Maria O'Brien, science teacher at Park Avenue Elementary School in Port Chester, is part of the school district's achievement at being "Carbon Neutral Now", an initiative by the UN. Port Chester schools have put an emphasis on good environmental practices and have offset 1900 tons of carbon produced by the schools by contributing to green project in India, which the students choose. "You have to keep working at it" O'Brien said. It's become part of our global education, our science. I really want the kids to internalize it."

STEM Master Teacher Fellow Johanna Vasquez has a "Trashion Fashion Show"

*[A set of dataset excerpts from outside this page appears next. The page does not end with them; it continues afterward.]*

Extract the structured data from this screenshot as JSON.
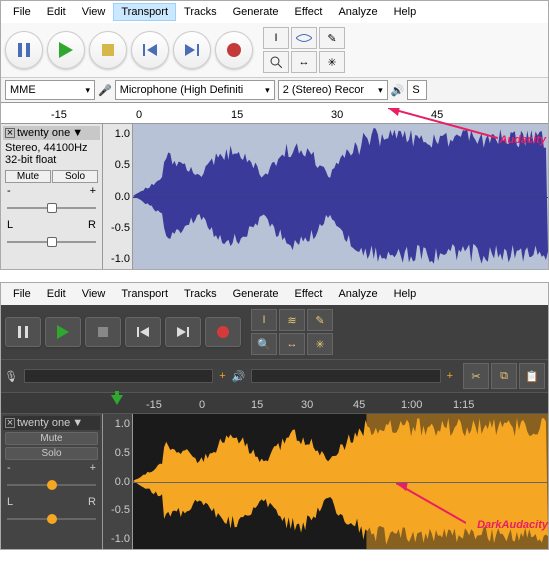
{
  "audacity": {
    "menu": [
      "File",
      "Edit",
      "View",
      "Transport",
      "Tracks",
      "Generate",
      "Effect",
      "Analyze",
      "Help"
    ],
    "selectedMenu": "Transport",
    "host": "MME",
    "device": "Microphone (High Definiti",
    "channels": "2 (Stereo) Recor",
    "ruler": [
      "-15",
      "0",
      "15",
      "30",
      "45"
    ],
    "track": {
      "name": "twenty one",
      "rate": "Stereo, 44100Hz",
      "fmt": "32-bit float",
      "mute": "Mute",
      "solo": "Solo",
      "gainL": "-",
      "gainR": "+",
      "panL": "L",
      "panR": "R",
      "scale": [
        "1.0",
        "0.5",
        "0.0",
        "-0.5",
        "-1.0"
      ]
    },
    "label": "Audacity"
  },
  "dark": {
    "menu": [
      "File",
      "Edit",
      "View",
      "Transport",
      "Tracks",
      "Generate",
      "Effect",
      "Analyze",
      "Help"
    ],
    "ruler": [
      "-15",
      "0",
      "15",
      "30",
      "45",
      "1:00",
      "1:15"
    ],
    "track": {
      "name": "twenty one",
      "mute": "Mute",
      "solo": "Solo",
      "gainL": "-",
      "gainR": "+",
      "panL": "L",
      "panR": "R",
      "scale": [
        "1.0",
        "0.5",
        "0.0",
        "-0.5",
        "-1.0"
      ]
    },
    "label": "DarkAudacity"
  }
}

Johanna Vasquez, a 4th grade teacher from Trinity School in New Rochelle, had her students create fashion from recyclable materials

 

 

Leana Peltier

Leana Peltier, New York Wipro SEF Cohort I Fellow and current District Coordinator of Tarrytown, was awarded nearly $10,000 in university and private funding to conduct a vertical professional learning community (V-PLC) with teachers in her district. Eight teachers of grades kindergarten through twelfth are participating in this program during the 2018-2019 school year and meet once every three weeks. This is the second year of the program. The team’s work is focused around understanding and implementing inquiry strategies of teaching and learning and the NGSS Science and Engineering Practices. Through this grant, Leana supports and facilitates a space that allows elementary, middle and high school science teachers to share and reflect on best science practices and provide content understanding in science. The teachers take turns facilitating demonstrations and activities and then work in groups of two (an upper grade teacher with a lower grade teacher) to co-plan their lessons. Another phase of this Science PLC is classroom observations. The elementary teachers visit a high school classroom and each high school teacher visits an elementary classroom. The observers take notes and then debrief the lesson at a meeting where the group follows a feedback protocol. When they have completed the program, they will earn in-service credits or a stipend for their participation. Leana is currently a doctoral student in Teachers College Columbia University’s Science Education program.